I was pretty sure that today’s frankly S&M-themed Six Chix was the most perverse thing I’d see on the comics page today. Then I saw Marmaduke, and remembered that looking at Marmaduke is always like looking down a long, dark tube, at the end of which is the most terrifying hell you can imagine. It’s funny because he’s got melted-faced zombie Hitler on a leash, you see! Makes our cute li’l ginger dominatrix and her shirtless slave look positively wholesome.

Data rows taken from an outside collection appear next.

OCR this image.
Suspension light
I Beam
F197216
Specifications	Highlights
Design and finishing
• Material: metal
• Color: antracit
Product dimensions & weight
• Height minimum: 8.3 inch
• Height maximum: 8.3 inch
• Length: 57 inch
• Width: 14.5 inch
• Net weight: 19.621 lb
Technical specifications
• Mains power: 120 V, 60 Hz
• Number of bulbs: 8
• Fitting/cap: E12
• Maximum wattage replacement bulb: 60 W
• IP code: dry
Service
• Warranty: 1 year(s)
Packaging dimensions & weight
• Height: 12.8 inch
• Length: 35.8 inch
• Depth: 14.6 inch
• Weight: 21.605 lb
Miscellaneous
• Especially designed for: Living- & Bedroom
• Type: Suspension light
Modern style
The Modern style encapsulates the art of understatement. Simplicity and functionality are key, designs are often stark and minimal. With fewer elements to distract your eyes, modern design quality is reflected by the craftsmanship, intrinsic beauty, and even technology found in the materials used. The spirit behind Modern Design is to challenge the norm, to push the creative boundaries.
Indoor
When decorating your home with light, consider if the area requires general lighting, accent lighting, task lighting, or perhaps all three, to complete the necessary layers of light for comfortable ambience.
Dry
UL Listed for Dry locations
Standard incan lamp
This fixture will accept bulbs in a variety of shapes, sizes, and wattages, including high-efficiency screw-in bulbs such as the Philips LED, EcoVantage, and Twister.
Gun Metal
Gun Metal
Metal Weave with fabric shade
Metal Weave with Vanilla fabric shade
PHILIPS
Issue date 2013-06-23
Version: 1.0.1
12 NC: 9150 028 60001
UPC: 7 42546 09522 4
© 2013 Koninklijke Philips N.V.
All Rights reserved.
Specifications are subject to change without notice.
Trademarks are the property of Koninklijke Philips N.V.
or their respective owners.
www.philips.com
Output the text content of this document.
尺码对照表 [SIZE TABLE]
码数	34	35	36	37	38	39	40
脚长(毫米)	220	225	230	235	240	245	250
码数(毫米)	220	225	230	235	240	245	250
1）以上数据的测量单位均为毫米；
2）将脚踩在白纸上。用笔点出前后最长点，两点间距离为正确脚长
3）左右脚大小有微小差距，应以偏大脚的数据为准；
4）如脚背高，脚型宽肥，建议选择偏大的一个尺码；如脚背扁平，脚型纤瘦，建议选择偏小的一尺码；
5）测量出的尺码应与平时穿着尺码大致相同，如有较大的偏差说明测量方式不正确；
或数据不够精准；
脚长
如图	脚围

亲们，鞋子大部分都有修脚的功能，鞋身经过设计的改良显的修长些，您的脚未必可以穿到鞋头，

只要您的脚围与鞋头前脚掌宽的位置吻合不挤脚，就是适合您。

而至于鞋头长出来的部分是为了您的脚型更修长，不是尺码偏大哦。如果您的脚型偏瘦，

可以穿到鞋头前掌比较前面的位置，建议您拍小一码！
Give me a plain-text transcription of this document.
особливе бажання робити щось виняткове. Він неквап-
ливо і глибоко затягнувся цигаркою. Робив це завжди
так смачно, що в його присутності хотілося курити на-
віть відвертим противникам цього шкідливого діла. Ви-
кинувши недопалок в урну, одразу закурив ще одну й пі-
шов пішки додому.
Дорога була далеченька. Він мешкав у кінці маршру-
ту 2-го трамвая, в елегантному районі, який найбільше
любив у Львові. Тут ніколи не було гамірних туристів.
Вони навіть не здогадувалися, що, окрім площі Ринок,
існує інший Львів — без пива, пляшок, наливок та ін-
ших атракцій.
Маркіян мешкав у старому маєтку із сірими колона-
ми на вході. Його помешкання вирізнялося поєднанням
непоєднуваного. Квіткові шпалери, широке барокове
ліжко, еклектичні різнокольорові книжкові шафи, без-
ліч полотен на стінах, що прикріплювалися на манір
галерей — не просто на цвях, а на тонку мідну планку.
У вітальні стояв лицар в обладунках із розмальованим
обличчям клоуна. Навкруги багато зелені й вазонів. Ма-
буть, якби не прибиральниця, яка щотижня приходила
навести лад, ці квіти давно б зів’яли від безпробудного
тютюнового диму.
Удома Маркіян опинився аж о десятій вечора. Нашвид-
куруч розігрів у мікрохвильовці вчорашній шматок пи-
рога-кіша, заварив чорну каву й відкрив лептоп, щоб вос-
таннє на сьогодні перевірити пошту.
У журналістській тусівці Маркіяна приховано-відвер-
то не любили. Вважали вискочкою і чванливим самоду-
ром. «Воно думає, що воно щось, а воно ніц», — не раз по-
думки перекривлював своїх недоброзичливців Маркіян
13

Barney Google and Snuffy Smith, 10/5/11

Speaking of unspeakable perversity, this strip would be bad enough if it were just about a pig who understood both English speech and the fact that she would be someday killed, dismembered, and eaten. But the fact that someone has added a prettifying bow to her head makes me all the queasier. Are we supposed to think that Lukey can’t bring himself to turn her into delicious pork because he’s bewitched by her beauty? What of the cheefully oblivious non-bowed pig who makes an appearance in panel two — does he know what awful things his fellow swine has to do, just to keep the two of them alive?

Slylock Fox, 10/5/11

2) The human hair that right now is lying on your head in a great, heavy heap is dead, dead, dead, and is basically a part of you that’s already a cadaver. Answer — 2) True! Your whole body is covered with death! Remember, kids, be sure you have plenty of Bactine on hand before you start screaming and pulling out all your corpse-hair in huge, bloody chunks.